To lose a striker of that calibre is, in short, bad news. Villa are paying Tammy Abraham well-enough, but he is still a temporary fixture at Villa Park. While he is replaceable, it will take a lot of resources to do so. You can insert a striker into the vacant striker role (if Abraham leaves), but it won’t be Tammy Abraham and his sixteen goals. Therein lies the issue. When confronted with this threat, is it any surprise that Aston Villa fans have felt so uncomfortable over the last few weeks? With the loss of Abraham hanging over an eventual defeat to Swansea City in the FA Cup, can we see one reason for a flat atmosphere on the day?
One of the narrative branches that would stem from the loss of Abraham is that Villa fail for the rest of the season as they do not have a striker capable of potentially outperforming their expected goals tally - and thus a striker who isn’t able to transform a draw into a victory in any single game.
Another narrative branch is that Villa could find their feet by signing a striker who is just as productive. Though, it has to be expected that the loss of Tammy Abraham could be enough to derail a true promotion campaign. This won’t necessarily happen, but it has to be examined as one of many paths that could be taken upon Abraham’s potential departure.
That’s a departure that Aston Villa and supporters of the Villa have no conscious control over. We must watch the story unfold under the illusion of choice. Our actions have no impact, and the ending of the story has real-life consequences on us and our wellbeing. The players on the pitch are characters in an ever unfolding narrative, and for those of us who are overly involved in the narrative, there is no other option than to get wrapped up in symbolism and pageantry. When we lose control over what we love, we can lash out at the most simple of actions, like what we may interpret as a disingenuous tapping of a badge.
As for Tammy, it would appear that there lies a myriad of choices before him, but really - these are all binary options that lead to more binary options. He chooses to stay. He goes back. He then moves. Is there a real free will involved in that unless Tammy breaks out of that path and retires from football? Do the paths laid out before him actually involve any real choice, or any free will? There are no endless choices here or endless options, just one single step after the next.
Kissing the badge, tapping the badge, pointing at the badge - these are all symbolic gestures woven into the tapestry of the game. We perform these actions almost out of no choice of our own, but because the symbols of the game inform us to do so.

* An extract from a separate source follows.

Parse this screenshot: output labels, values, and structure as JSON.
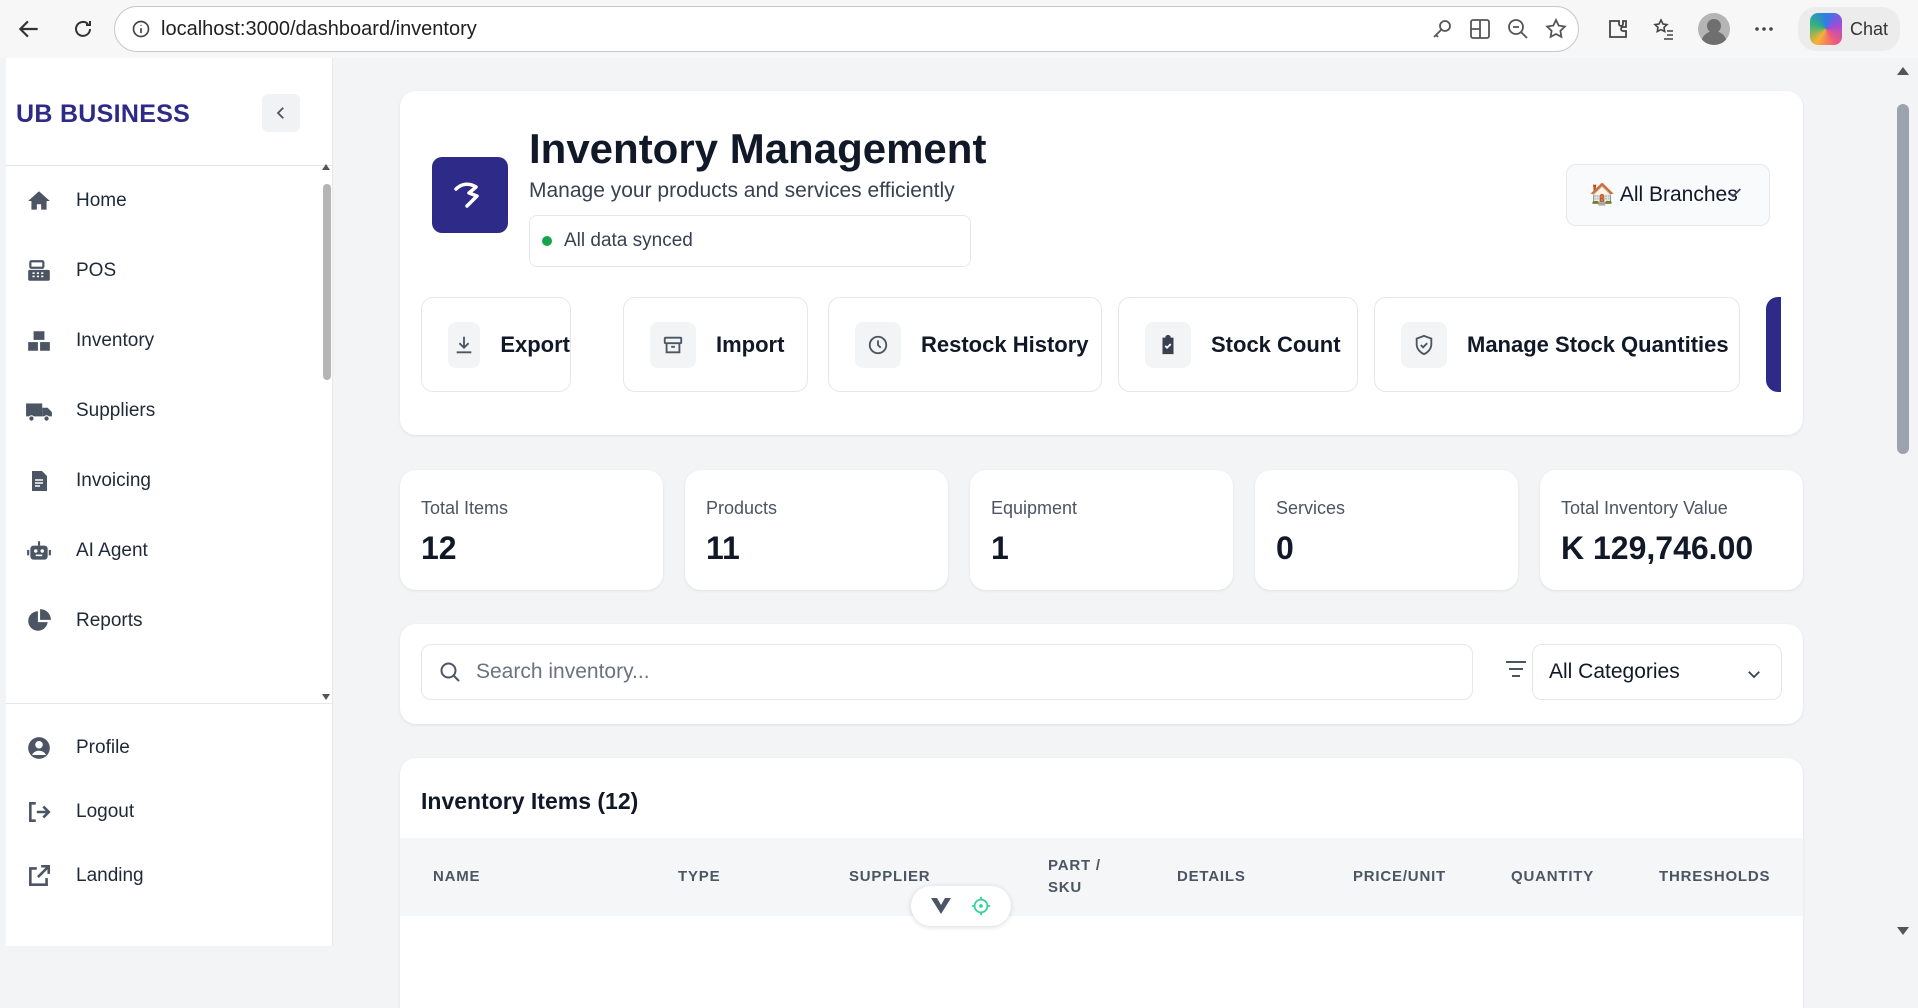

We point to the sky, we drop to our knees, we kneeslide, we kick the corner flag into the stands, we thump the goalpost, we scream into the crowd - and of course, we kiss the badge.
This gesture of celebration is not taken lightly. For any viewer, kissing the badge or tapping the badge can only be taken to mean one thing, and that is that the player performing these actions is ‘one of us’. The action is rooted far too deeply in footballing symbolism to mean anything else. Hope is then given to the viewer that there may be a deeper connection between the player and his audience - but for the player, is this just one of many rotating actions dictated by their immersion in the footballing subconscious?
The context of Tammy Abraham’s contract at Aston Villa and the very real situation that his time at Villa is temporary means that the action of him tapping the badge may have been taken more seriously than it was meant - if it was meant in anyway at all. As football fans, we want the narrative to be simple, we want it to be true and we want it to benefit us. We want to believe that we can have an impact in the narrative, and while this can be the case often enough it is nothing more than an illusion. An illusion created by the symbolism that the game is rooted in.